Peu de monde reconnaît ce que la liste de Fortune Global 500 (la figure) révèle année après année: parmi les douze plus importantes entreprises de la planète, onze sont des secteurs du pétrole et de l’automobile. Vu d’un autre angle, Éric Desrosiers nous informe que le tourisme est au même rang comme «puissant moteur de développement économique». En fonction de l’activité économique à l’échelle planétaire, «l’industrie touristique représenterait directement ou indirectement 9 % du produit intérieur brut (PIB) mondial, soit un emploi sur 11 et autant, sinon plus, que l’industrie pétrolière ou celle de l’automobile.» Une lecture de la chronique fait ressortir que – pas une surprise – c’est un phénomène des riches; même si Desrosiers met un accent sur l’essor récent et important du tourisme attribuable aux pays émergents, c’est un phénomène de la classe moyenne de ces pays, où les inégalités sont même plus importantes que dans les pays riches.
Alors que les transports dominent dans la consommation du pétrole, c’est frappant de constater que cet autre secteur, fortement dépendant de déplacements, complète donc le portrait. Il fait ressortir jusqu’à quel point le PIB mondial est fonction de la principale menace pour la planète, les changements climatiques: les entreprises n’ont pas la taille de celles de la Fortune 500, mais ensemble elles sont aussi importantes dans leurs activités (mesurées par les dépenses) que celles liées à l’automobile.
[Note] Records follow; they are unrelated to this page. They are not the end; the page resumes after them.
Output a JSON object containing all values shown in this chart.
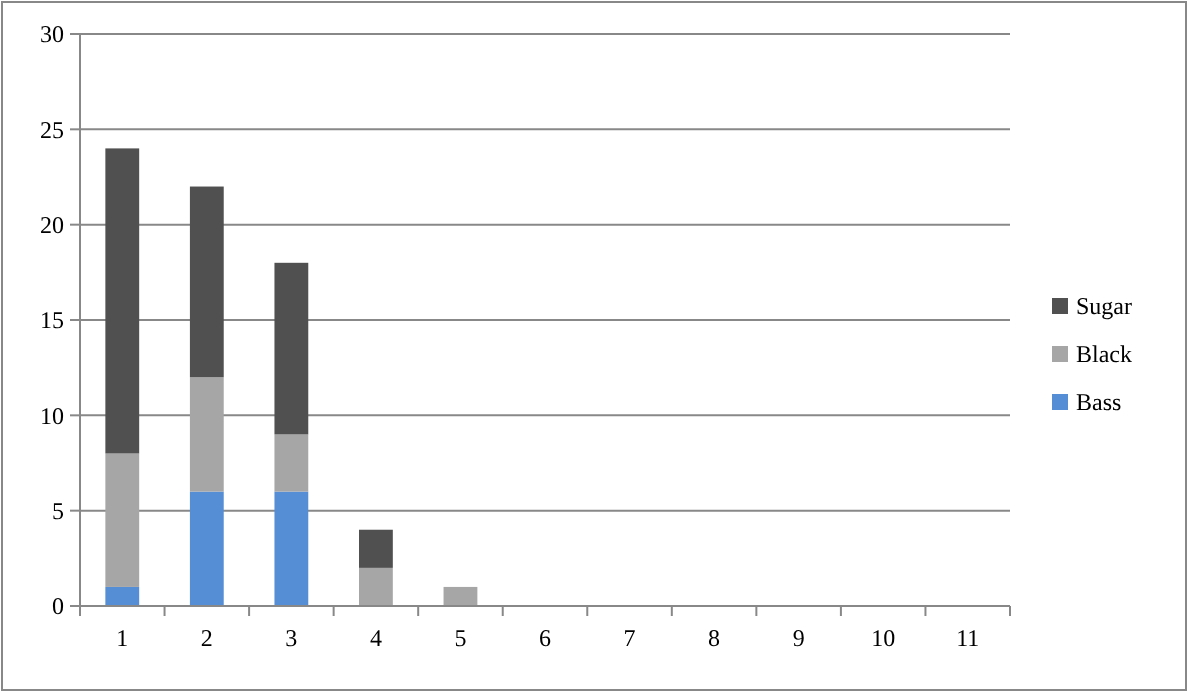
{
  "chart_data": {
    "type": "bar",
    "stacked": true,
    "categories": [
      "1",
      "2",
      "3",
      "4",
      "5",
      "6",
      "7",
      "8",
      "9",
      "10",
      "11"
    ],
    "series": [
      {
        "name": "Bass",
        "color": "#558ed5",
        "values": [
          1,
          6,
          6,
          0,
          0,
          0,
          0,
          0,
          0,
          0,
          0
        ]
      },
      {
        "name": "Black",
        "color": "#a6a6a6",
        "values": [
          7,
          6,
          3,
          2,
          1,
          0,
          0,
          0,
          0,
          0,
          0
        ]
      },
      {
        "name": "Sugar",
        "color": "#505050",
        "values": [
          16,
          10,
          9,
          2,
          0,
          0,
          0,
          0,
          0,
          0,
          0
        ]
      }
    ],
    "ylim": [
      0,
      30
    ],
    "yticks": [
      0,
      5,
      10,
      15,
      20,
      25,
      30
    ],
    "grid": "y",
    "legend": "right"
  }
}
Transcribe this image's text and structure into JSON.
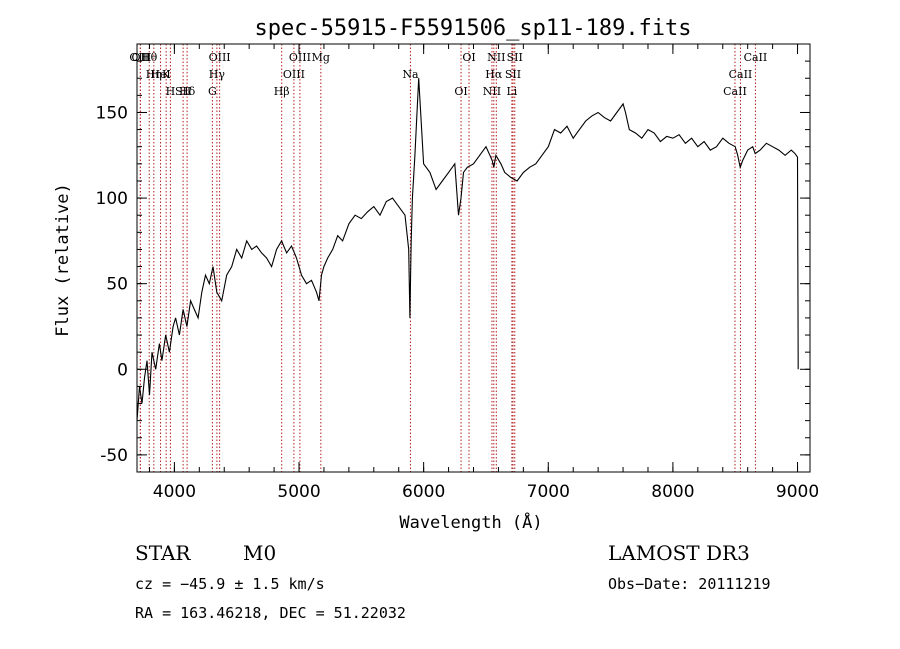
{
  "chart_data": {
    "type": "line",
    "title": "spec-55915-F5591506_sp11-189.fits",
    "xlabel": "Wavelength (Å)",
    "ylabel": "Flux (relative)",
    "xlim": [
      3700,
      9100
    ],
    "ylim": [
      -60,
      190
    ],
    "xticks": [
      "4000",
      "5000",
      "6000",
      "7000",
      "8000",
      "9000"
    ],
    "yticks": [
      "-50",
      "0",
      "50",
      "100",
      "150"
    ],
    "series": [
      {
        "name": "flux",
        "x": [
          3700,
          3720,
          3740,
          3760,
          3780,
          3800,
          3820,
          3850,
          3880,
          3900,
          3930,
          3960,
          3990,
          4010,
          4040,
          4070,
          4100,
          4130,
          4160,
          4190,
          4220,
          4250,
          4280,
          4310,
          4340,
          4380,
          4420,
          4460,
          4500,
          4540,
          4580,
          4620,
          4660,
          4700,
          4740,
          4780,
          4820,
          4860,
          4900,
          4940,
          4980,
          5020,
          5060,
          5100,
          5140,
          5160,
          5180,
          5200,
          5230,
          5270,
          5310,
          5350,
          5400,
          5450,
          5500,
          5550,
          5600,
          5650,
          5700,
          5750,
          5800,
          5850,
          5880,
          5890,
          5895,
          5900,
          5910,
          5930,
          5960,
          6000,
          6050,
          6100,
          6150,
          6200,
          6250,
          6280,
          6300,
          6320,
          6350,
          6400,
          6450,
          6500,
          6550,
          6563,
          6580,
          6620,
          6650,
          6700,
          6750,
          6800,
          6850,
          6900,
          6950,
          7000,
          7050,
          7100,
          7150,
          7200,
          7250,
          7300,
          7350,
          7400,
          7450,
          7500,
          7550,
          7600,
          7620,
          7650,
          7700,
          7750,
          7800,
          7850,
          7900,
          7950,
          8000,
          8050,
          8100,
          8150,
          8200,
          8250,
          8300,
          8350,
          8400,
          8450,
          8500,
          8520,
          8540,
          8560,
          8600,
          8640,
          8660,
          8700,
          8750,
          8800,
          8850,
          8900,
          8950,
          8980,
          9000,
          9005
        ],
        "values": [
          -30,
          -10,
          -20,
          -5,
          5,
          -15,
          10,
          0,
          15,
          5,
          20,
          10,
          25,
          30,
          20,
          35,
          25,
          40,
          35,
          30,
          45,
          55,
          50,
          60,
          45,
          40,
          55,
          60,
          70,
          65,
          75,
          70,
          72,
          68,
          65,
          60,
          70,
          75,
          68,
          72,
          65,
          55,
          50,
          52,
          45,
          40,
          55,
          60,
          65,
          70,
          78,
          75,
          85,
          90,
          88,
          92,
          95,
          90,
          98,
          100,
          95,
          90,
          70,
          30,
          55,
          75,
          100,
          125,
          170,
          120,
          115,
          105,
          110,
          115,
          120,
          90,
          100,
          115,
          118,
          120,
          125,
          130,
          122,
          118,
          125,
          120,
          115,
          112,
          110,
          115,
          118,
          120,
          125,
          130,
          140,
          138,
          142,
          135,
          140,
          145,
          148,
          150,
          147,
          145,
          150,
          155,
          150,
          140,
          138,
          135,
          140,
          138,
          133,
          136,
          135,
          137,
          132,
          135,
          130,
          133,
          128,
          130,
          135,
          132,
          130,
          125,
          118,
          122,
          128,
          130,
          126,
          128,
          132,
          130,
          128,
          125,
          128,
          126,
          124,
          0
        ]
      }
    ],
    "line_markers": [
      {
        "label": "Hθ",
        "x": 3798
      },
      {
        "label": "K",
        "x": 3934
      },
      {
        "label": "Hδ",
        "x": 4102
      },
      {
        "label": "OII",
        "x": 3727
      },
      {
        "label": "HeI",
        "x": 3889
      },
      {
        "label": "SII",
        "x": 4070
      },
      {
        "label": "OIII",
        "x": 3727
      },
      {
        "label": "Hη",
        "x": 3835
      },
      {
        "label": "H",
        "x": 3968
      },
      {
        "label": "OIII",
        "x": 4363
      },
      {
        "label": "Hγ",
        "x": 4341
      },
      {
        "label": "G",
        "x": 4305
      },
      {
        "label": "OIII",
        "x": 5007
      },
      {
        "label": "OIII",
        "x": 4959
      },
      {
        "label": "Hβ",
        "x": 4861
      },
      {
        "label": "Mg",
        "x": 5175
      },
      {
        "label": "Na",
        "x": 5894
      },
      {
        "label": "OI",
        "x": 6300
      },
      {
        "label": "OI",
        "x": 6364
      },
      {
        "label": "Hα",
        "x": 6563
      },
      {
        "label": "NII",
        "x": 6548
      },
      {
        "label": "NII",
        "x": 6583
      },
      {
        "label": "SII",
        "x": 6717
      },
      {
        "label": "Li",
        "x": 6708
      },
      {
        "label": "SII",
        "x": 6731
      },
      {
        "label": "CaII",
        "x": 8542
      },
      {
        "label": "CaII",
        "x": 8498
      },
      {
        "label": "CaII",
        "x": 8662
      }
    ],
    "grid": false
  },
  "info": {
    "class": "STAR",
    "subclass": "M0",
    "survey": "LAMOST DR3",
    "cz": "cz = −45.9 ± 1.5 km/s",
    "obsdate": "Obs−Date: 20111219",
    "radec": "RA = 163.46218, DEC =  51.22032"
  },
  "colors": {
    "marker": "#b22222",
    "axes": "#000000",
    "spectrum": "#000000"
  }
}
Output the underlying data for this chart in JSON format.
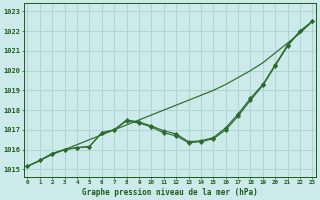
{
  "xlabel": "Graphe pression niveau de la mer (hPa)",
  "bg_color": "#cceaea",
  "grid_color": "#aed4d4",
  "line_color": "#2d6a2d",
  "x_ticks": [
    0,
    1,
    2,
    3,
    4,
    5,
    6,
    7,
    8,
    9,
    10,
    11,
    12,
    13,
    14,
    15,
    16,
    17,
    18,
    19,
    20,
    21,
    22,
    23
  ],
  "y_ticks": [
    1015,
    1016,
    1017,
    1018,
    1019,
    1020,
    1021,
    1022,
    1023
  ],
  "ylim": [
    1014.6,
    1023.4
  ],
  "xlim": [
    -0.3,
    23.3
  ],
  "line_straight": [
    1015.15,
    1015.45,
    1015.75,
    1016.0,
    1016.25,
    1016.5,
    1016.75,
    1017.0,
    1017.25,
    1017.5,
    1017.75,
    1018.0,
    1018.25,
    1018.5,
    1018.75,
    1019.0,
    1019.3,
    1019.65,
    1020.0,
    1020.4,
    1020.9,
    1021.4,
    1021.9,
    1022.5
  ],
  "line_marker1": [
    1015.15,
    1015.45,
    1015.8,
    1016.0,
    1016.1,
    1016.15,
    1016.85,
    1017.0,
    1017.5,
    1017.4,
    1017.2,
    1016.95,
    1016.8,
    1016.4,
    1016.45,
    1016.6,
    1017.1,
    1017.8,
    1018.6,
    1019.3,
    1020.3,
    1021.3,
    1022.0,
    1022.5
  ],
  "line_marker2": [
    1015.15,
    1015.45,
    1015.8,
    1016.0,
    1016.1,
    1016.15,
    1016.85,
    1017.0,
    1017.45,
    1017.35,
    1017.15,
    1016.85,
    1016.7,
    1016.35,
    1016.4,
    1016.55,
    1017.0,
    1017.7,
    1018.5,
    1019.25,
    1020.25,
    1021.25,
    1022.0,
    1022.5
  ]
}
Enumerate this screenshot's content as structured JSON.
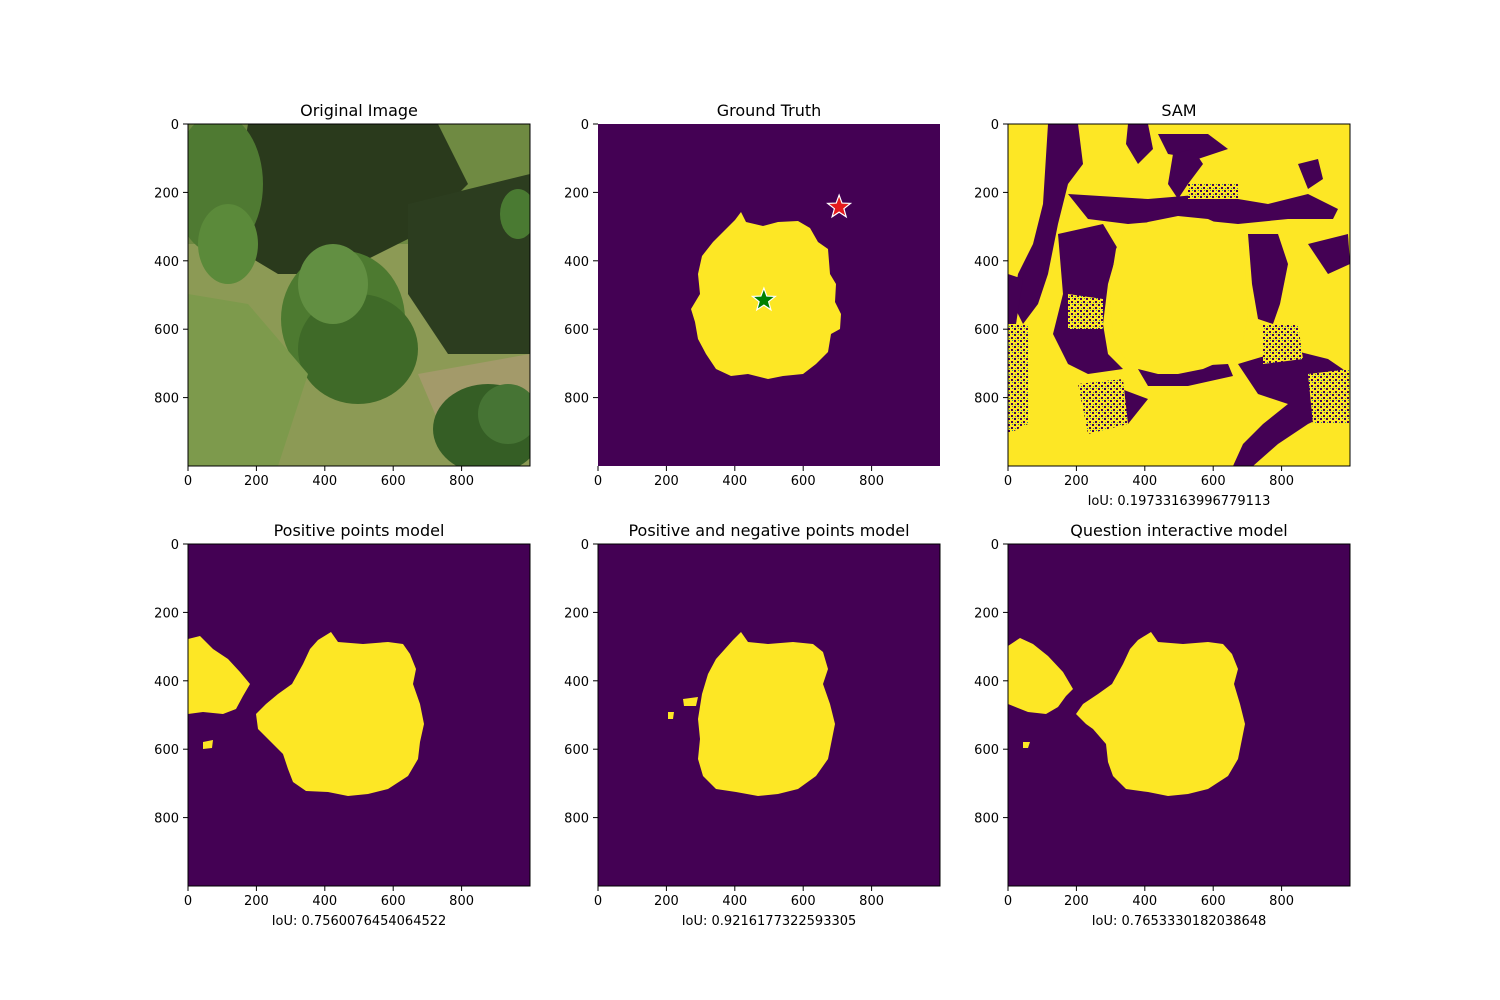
{
  "colors": {
    "background": "#440154",
    "foreground": "#fde725",
    "noise": "#21918c",
    "axis": "#000000",
    "star_positive": "#008000",
    "star_negative": "#e41a1c"
  },
  "chart_data": [
    {
      "type": "image",
      "title": "Original Image",
      "content": "aerial photo of trees and grass",
      "xticks": [
        0,
        200,
        400,
        600,
        800
      ],
      "yticks": [
        0,
        200,
        400,
        600,
        800
      ],
      "xlim": [
        0,
        1000
      ],
      "ylim": [
        1000,
        0
      ],
      "caption": ""
    },
    {
      "type": "heatmap",
      "title": "Ground Truth",
      "xticks": [
        0,
        200,
        400,
        600,
        800
      ],
      "yticks": [
        0,
        200,
        400,
        600,
        800
      ],
      "xlim": [
        0,
        1000
      ],
      "ylim": [
        1000,
        0
      ],
      "caption": "",
      "markers": [
        {
          "kind": "positive",
          "x": 485,
          "y": 515,
          "color": "#008000"
        },
        {
          "kind": "negative",
          "x": 705,
          "y": 243,
          "color": "#e41a1c"
        }
      ]
    },
    {
      "type": "heatmap",
      "title": "SAM",
      "xticks": [
        0,
        200,
        400,
        600,
        800
      ],
      "yticks": [
        0,
        200,
        400,
        600,
        800
      ],
      "xlim": [
        0,
        1000
      ],
      "ylim": [
        1000,
        0
      ],
      "caption": "IoU: 0.19733163996779113"
    },
    {
      "type": "heatmap",
      "title": "Positive points model",
      "xticks": [
        0,
        200,
        400,
        600,
        800
      ],
      "yticks": [
        0,
        200,
        400,
        600,
        800
      ],
      "xlim": [
        0,
        1000
      ],
      "ylim": [
        1000,
        0
      ],
      "caption": "IoU: 0.7560076454064522"
    },
    {
      "type": "heatmap",
      "title": "Positive and negative points model",
      "xticks": [
        0,
        200,
        400,
        600,
        800
      ],
      "yticks": [
        0,
        200,
        400,
        600,
        800
      ],
      "xlim": [
        0,
        1000
      ],
      "ylim": [
        1000,
        0
      ],
      "caption": "IoU: 0.9216177322593305"
    },
    {
      "type": "heatmap",
      "title": "Question interactive model",
      "xticks": [
        0,
        200,
        400,
        600,
        800
      ],
      "yticks": [
        0,
        200,
        400,
        600,
        800
      ],
      "xlim": [
        0,
        1000
      ],
      "ylim": [
        1000,
        0
      ],
      "caption": "IoU: 0.7653330182038648"
    }
  ]
}
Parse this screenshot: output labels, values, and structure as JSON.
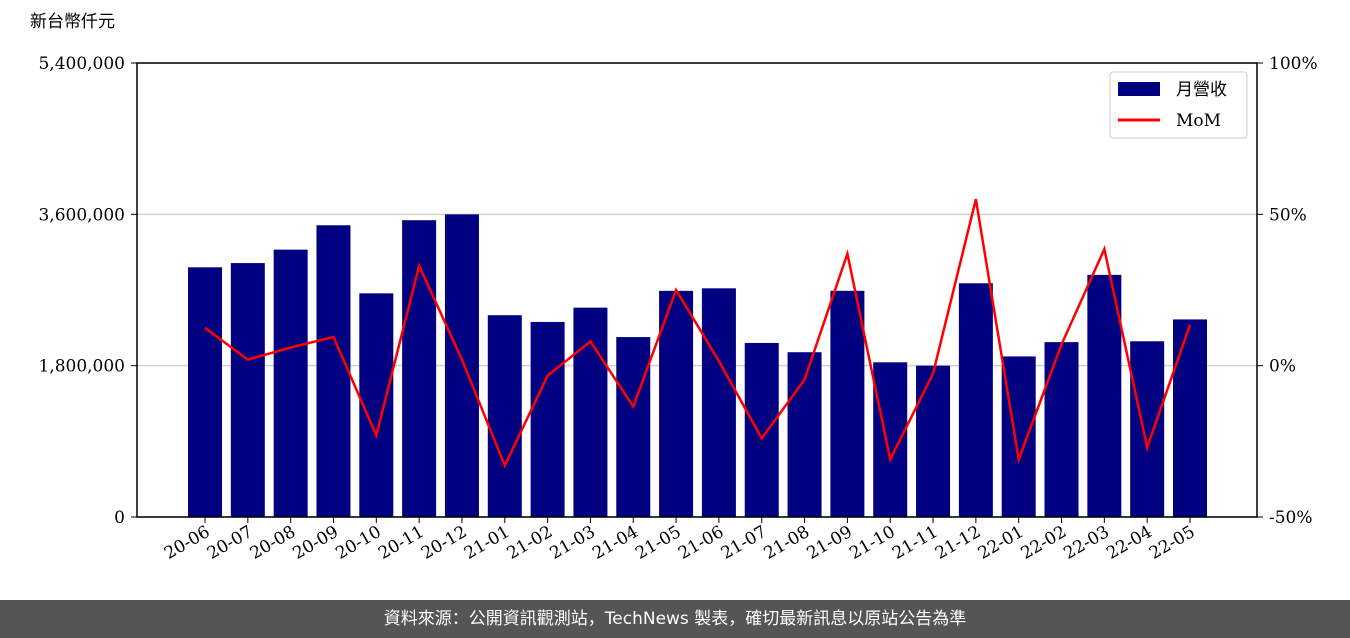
{
  "chart_data": {
    "type": "bar-line",
    "y_axis_label": "新台幣仟元",
    "categories": [
      "20-06",
      "20-07",
      "20-08",
      "20-09",
      "20-10",
      "20-11",
      "20-12",
      "21-01",
      "21-02",
      "21-03",
      "21-04",
      "21-05",
      "21-06",
      "21-07",
      "21-08",
      "21-09",
      "21-10",
      "21-11",
      "21-12",
      "22-01",
      "22-02",
      "22-03",
      "22-04",
      "22-05"
    ],
    "series": [
      {
        "name": "月營收",
        "type": "bar",
        "color": "#000080",
        "axis": "y",
        "values": [
          2970000,
          3020000,
          3180000,
          3470000,
          2660000,
          3530000,
          3600000,
          2400000,
          2320000,
          2490000,
          2140000,
          2690000,
          2720000,
          2070000,
          1960000,
          2690000,
          1840000,
          1800000,
          2780000,
          1910000,
          2080000,
          2880000,
          2090000,
          2350000
        ]
      },
      {
        "name": "MoM",
        "type": "line",
        "color": "#ff0000",
        "axis": "y2",
        "values": [
          12.5,
          2,
          6,
          9.5,
          -23,
          33,
          2,
          -33,
          -3.3,
          8,
          -13.5,
          25,
          1.5,
          -24,
          -4.6,
          37,
          -31,
          -2.6,
          55,
          -31,
          7,
          38.5,
          -27,
          13.5
        ]
      }
    ],
    "ylim": [
      0,
      5400000
    ],
    "yticks": [
      0,
      {
        "value": 1800000,
        "label": "1,800,000"
      },
      {
        "value": 3600000,
        "label": "3,600,000"
      },
      {
        "value": 5400000,
        "label": "5,400,000"
      }
    ],
    "y2lim": [
      -50,
      100
    ],
    "y2ticks": [
      {
        "value": -50,
        "label": "-50%"
      },
      {
        "value": 0,
        "label": "0%"
      },
      {
        "value": 50,
        "label": "50%"
      },
      {
        "value": 100,
        "label": "100%"
      }
    ],
    "grid": true,
    "legend": "upper right",
    "footer": "資料來源：公開資訊觀測站，TechNews 製表，確切最新訊息以原站公告為準"
  }
}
Dans son livre Heat portant sur les changements climatiques, George Monbiot fait l’exercice pour voir jusqu’à quel point différents secteurs économiques pourraient s’adapter à la nécessité d’éliminer leur consommation des combustibles fossiles. Son seul échec est le secteur de l’aviation, où il ne trouve pas d’approches permettant à ce secteur de se maintenir. Traduit dans le contexte de la chronique de Desrosiers, le travail de Monbiot met en évidence un autre aspect de l’énorme défi que représente le changement de paradigme qui s’imposera. Ce ne sont pas les deux secteurs dominants du PIB mondial qui seront mis en cause, mais les trois!
Pour une réflexion sur l’activité économique à l’échelle de la planète, je me réfère au texte constituant la première partie de mon constat d’échec du mouvement environnemental: «L’économie biophysique comme plateforme pour la société civile: Limites à la croissance et les milieux financiers».